The chef behind the concept is Patina Osaka's culinary director Antony Scholtmeyer, 57, who drew on his rural upbringing outside of Melbourne, Australia.
'My mom was vegetarian, and I grew up in the countryside, so she always had beautiful vegetables growing (in her garden),' he says. 'I used to be really surprised at why things tasted better at home than they did when I bought them from the market, and it was because mom was just taking them straight out of the soil.'
Harvesting from home
Going locavore, P72 sources things as close to home as possible, partnering with organic farms outside the city and on Awaji Island in Hyogo Prefecture. And rather than ordering specific things, they let those suppliers decide what's worth delivering.

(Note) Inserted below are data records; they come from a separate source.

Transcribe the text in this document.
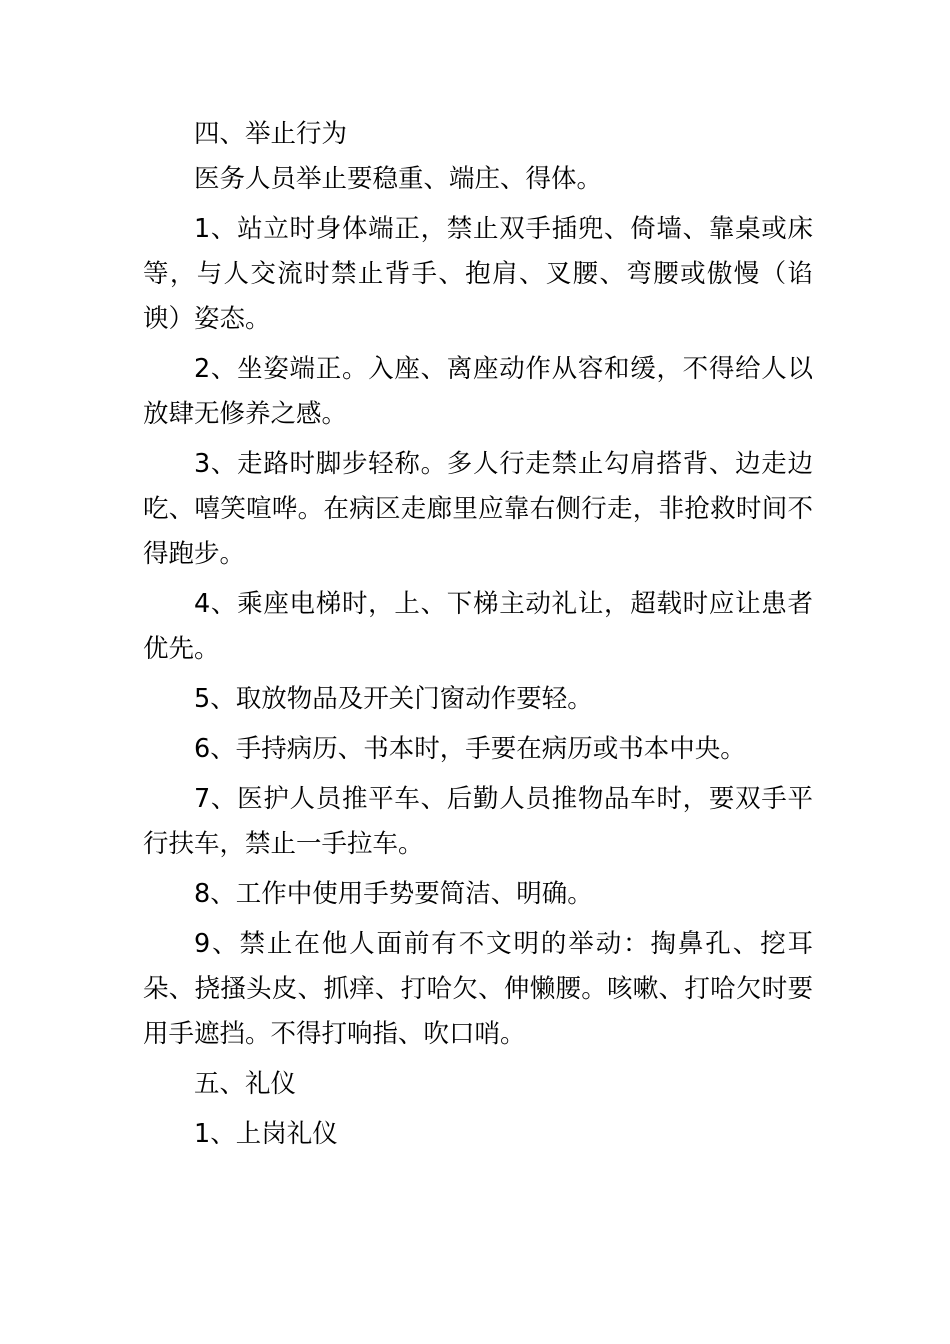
四、举止行为

医务人员举止要稳重、端庄、得体。

1、站立时身体端正，禁止双手插兜、倚墙、靠桌或床等，与人交流时禁止背手、抱肩、叉腰、弯腰或傲慢（谄谀）姿态。

2、坐姿端正。入座、离座动作从容和缓，不得给人以放肆无修养之感。

3、走路时脚步轻称。多人行走禁止勾肩搭背、边走边吃、嘻笑喧哗。在病区走廊里应靠右侧行走，非抢救时间不得跑步。

4、乘座电梯时，上、下梯主动礼让，超载时应让患者优先。

5、取放物品及开关门窗动作要轻。

6、手持病历、书本时，手要在病历或书本中央。

7、医护人员推平车、后勤人员推物品车时，要双手平行扶车，禁止一手拉车。

8、工作中使用手势要简洁、明确。

9、禁止在他人面前有不文明的举动：掏鼻孔、挖耳朵、挠搔头皮、抓痒、打哈欠、伸懒腰。咳嗽、打哈欠时要用手遮挡。不得打响指、吹口哨。

五、礼仪

1、上岗礼仪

'Every week, we just order from them a 20-kilogram box, and then whatever comes in that box is what they're growing and what is beautiful at that particular time,' says Scholtmeyer, adding that the lack of predictability keeps things exciting. 'My team thinks it's like Christmas every week.'
The on-site garden allows P72's kitchen team to pick the freshest ingredients to complement those from its suppliers. |
PATINA OSAKA
The rest of the restaurant's ingredients come from their own premises: an on-site garden that does double duty as outdoor seating and a hydroponic shelf in the center of the dining room.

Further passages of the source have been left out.